A: Die meisten chinesischen Waren unterliegen kombinierten Zöllen von 30 % bis 55 % oder mehr. Dies hat zu einer Verlagerung der Beschaffung nach Südostasien geführt. Für Waren, die weiterhin aus China bezogen werden, sind jedoch eine korrekte HTS-Klassifizierung und ordnungsgemäße Zolldokumentation wichtig, um zusätzliche Verzögerungen oder unerwartete Zollfestsetzungen zu vermeiden.
F: Worin besteht der Unterschied zwischen FCL und LCL auf der Strecke Shanghai–LA?
A: FCL (Full Container Load) bedeutet, dass Sie einen eigenen 20- oder 40-Fuß-Container gebucht haben. LCL (Less than Container Load) bedeutet, dass Ihre Fracht mit der anderer Versender zusammengeführt wird. LCL ist für kleinere Mengen wirtschaftlicher, dauert aber aufgrund der Konsolidierung und Dekonsolidierung an beiden Enden in der Regel 5 bis 10 Tage länger.

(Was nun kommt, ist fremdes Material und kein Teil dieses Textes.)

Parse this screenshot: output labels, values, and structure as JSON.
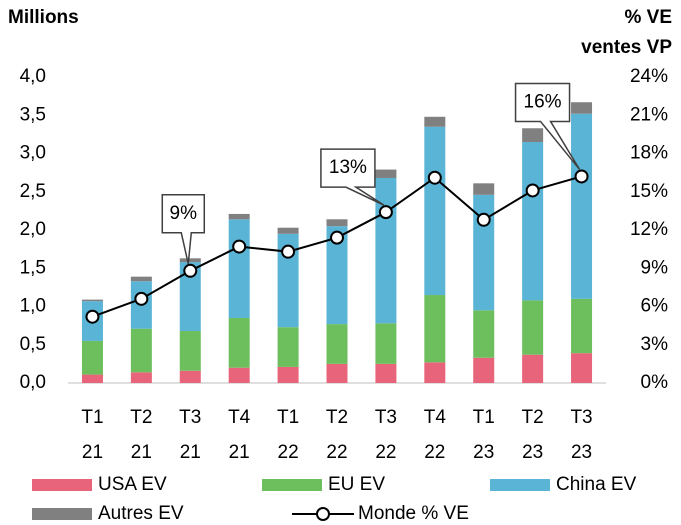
{
  "chart_data": {
    "type": "stacked-bar-line",
    "y_label": "Millions",
    "y2_label": [
      "% VE",
      "ventes VP"
    ],
    "categories": [
      [
        "T1",
        "21"
      ],
      [
        "T2",
        "21"
      ],
      [
        "T3",
        "21"
      ],
      [
        "T4",
        "21"
      ],
      [
        "T1",
        "22"
      ],
      [
        "T2",
        "22"
      ],
      [
        "T3",
        "22"
      ],
      [
        "T4",
        "22"
      ],
      [
        "T1",
        "23"
      ],
      [
        "T2",
        "23"
      ],
      [
        "T3",
        "23"
      ]
    ],
    "series": [
      {
        "name": "USA EV",
        "color": "#e8647a",
        "values": [
          0.11,
          0.14,
          0.16,
          0.2,
          0.21,
          0.25,
          0.25,
          0.27,
          0.33,
          0.37,
          0.39
        ]
      },
      {
        "name": "EU EV",
        "color": "#6dbf5e",
        "values": [
          0.44,
          0.57,
          0.52,
          0.65,
          0.52,
          0.52,
          0.53,
          0.88,
          0.62,
          0.71,
          0.71
        ]
      },
      {
        "name": "China EV",
        "color": "#5ab4d6",
        "values": [
          0.52,
          0.62,
          0.9,
          1.29,
          1.22,
          1.28,
          1.9,
          2.2,
          1.51,
          2.07,
          2.42
        ]
      },
      {
        "name": "Autres EV",
        "color": "#808080",
        "values": [
          0.02,
          0.06,
          0.05,
          0.07,
          0.08,
          0.09,
          0.11,
          0.13,
          0.15,
          0.18,
          0.15
        ]
      },
      {
        "name": "Monde % VE",
        "color": "#000000",
        "axis": "y2",
        "type": "line",
        "values": [
          5.2,
          6.6,
          8.8,
          10.7,
          10.3,
          11.4,
          13.4,
          16.1,
          12.8,
          15.1,
          16.2
        ],
        "value_labels": [
          null,
          null,
          "9%",
          null,
          null,
          null,
          "13%",
          null,
          null,
          null,
          "16%"
        ]
      }
    ],
    "ylim": [
      0,
      4
    ],
    "yticks": [
      {
        "value": 0,
        "label": "0,0"
      },
      {
        "value": 0.5,
        "label": "0,5"
      },
      {
        "value": 1,
        "label": "1,0"
      },
      {
        "value": 1.5,
        "label": "1,5"
      },
      {
        "value": 2,
        "label": "2,0"
      },
      {
        "value": 2.5,
        "label": "2,5"
      },
      {
        "value": 3,
        "label": "3,0"
      },
      {
        "value": 3.5,
        "label": "3,5"
      },
      {
        "value": 4,
        "label": "4,0"
      }
    ],
    "y2lim": [
      0,
      24
    ],
    "y2ticks": [
      {
        "value": 0,
        "label": "0%"
      },
      {
        "value": 3,
        "label": "3%"
      },
      {
        "value": 6,
        "label": "6%"
      },
      {
        "value": 9,
        "label": "9%"
      },
      {
        "value": 12,
        "label": "12%"
      },
      {
        "value": 15,
        "label": "15%"
      },
      {
        "value": 18,
        "label": "18%"
      },
      {
        "value": 21,
        "label": "21%"
      },
      {
        "value": 24,
        "label": "24%"
      }
    ],
    "grid": false,
    "legend": "bottom"
  }
}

F: Kann Topway Shipping auch Lieferungen an Orte außerhalb von Los Angeles übernehmen?
A: Ja. Topway bietet LKW-Disposition und Lagerdienstleistungen in allen großen Städten der USA an, darunter Chicago, Dallas, Atlanta, New York, Seattle und viele mehr. Sobald die Waren den Hafen verlassen haben, kann Topway die Zustellung auf der letzten Meile oder die Einlagerung überall in den kontinentalen USA organisieren.